Thursday, December 09, 2004

On Advent

We're in the second week of Advent now, and I think it's appropriate to meditate on the meaning of the season. Advent is a season of anticipation and longing, which has meaning for Christians in the past, present, and future.

The whole of the Old Testament, from God's promise of redemption after the fall, to the covenant he established with Abram and his seed, through all the history of the nation of Israel, is the story of the people of God waiting in eager--sometimes bitter--anticipation of the coming of the Messiah and the establishment of the Kingdom of God. The Israelites tasted this anticipation each time they observed the feasts and celebrations of the covenant, and each time the sacrifice of atonement was offered up on their behalf. Even in the glorious days of David and Solomon, when Israel prospered most, still there was an understanding of a greater King to come, a King who would establish his everlasting kingdom. Psalm 45 is a magnificent Christological song of praise that is full of the tension of anticipating the Lord's Anointed One. As we sing the Psalms in praise today, and as we read the other Old Testament passages anticipating the coming of the Kingdom of God, we do so as they are fulfilled in Christ, the King who initiated His Kingdom through His incarnation, death, and resurrection.

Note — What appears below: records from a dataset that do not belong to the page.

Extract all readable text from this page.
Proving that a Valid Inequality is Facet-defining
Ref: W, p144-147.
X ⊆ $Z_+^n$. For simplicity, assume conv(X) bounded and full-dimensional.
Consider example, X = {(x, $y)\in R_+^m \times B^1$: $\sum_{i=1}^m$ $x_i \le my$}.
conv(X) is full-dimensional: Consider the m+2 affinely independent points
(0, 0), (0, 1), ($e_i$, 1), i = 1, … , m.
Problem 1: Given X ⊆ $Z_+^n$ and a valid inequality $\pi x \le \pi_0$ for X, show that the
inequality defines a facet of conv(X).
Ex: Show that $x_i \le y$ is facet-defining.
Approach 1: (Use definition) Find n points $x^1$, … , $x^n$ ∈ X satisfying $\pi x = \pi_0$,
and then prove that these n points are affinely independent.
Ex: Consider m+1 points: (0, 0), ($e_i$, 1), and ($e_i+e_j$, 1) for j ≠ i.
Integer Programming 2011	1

Today, we who have been grafted into God's covenant people know this longing, as well. We know that the Old Testament's Messianic prophecies and promises were fulfilled in Christ, and we know that He has already inaugurated His kingdom, which will have no end. We therefore are a people who always look back to Christ's completed work on our behalf, knowing that he has regenerated us through His Spirit and brought us to new life in Him. We also, however, know that we live in a time when the Kingdom has not yet been consummated, when all the world has not yet been brought under the dominion of the King. Because we live in this already-not yet time when two ages overlap, we feel the tension of longing and anticipation of which the advent season is a type. As Charles Biggs put it, "Christians presently experience joy, but we also experience persecution; we experience strength from the Spirit, but also experience weakness; we have the life of Christ within, but unless Christ returns first, we will die and our bodies return to dust; we have confidence of being renewed, but we still suffer. The overlapping of the present age characterized by sin, death, and devil, and the age to come with the dawn of a new creation, a new age, and we as new creations experience the conflict of these two ages as we live by the Spirit each day of our lives."

Advent is the Church's time of celebrating and focusing on the anticipation of the coming King. As the building liturgical tension mounts, the people of God come more and more to focus on the light about to shine "on the people walking in darkness." (Isaiah 9:2) In these few weeks, we get a taste of what it means to live eschatologically--in the end times, in anticipation of the return of the Lord. We hear the admonition: "Be on guard! Be alert! You do not know when [the Lord's return] will come."

Finally, on Christmas, the tension is resolved: "Christ is born today! The King is come! Glory to God in the highest!" The Word has become flesh, and has dwelt among us. The exultation we feel as we look back to the miracle of the Incarnation points us to the day when we, and the whole world, will again say "The King is come!" In the Advent season, and its Christmas fulfillment, it seems that we perhaps have a means of grace that God uses to keep the imminence of Christ's return fresh for us. We have such short attention spans, and we are so apt to get caught up in daily life, that we forget our duty to "Take heed, watch and pray: for ye know not when the time is." (Mark 13:33) Each year, when we come to Advent and remember the anticipation of the Messiah's birth, we are reminded to anticipate an even greater event--the final, consummating, coming of the King.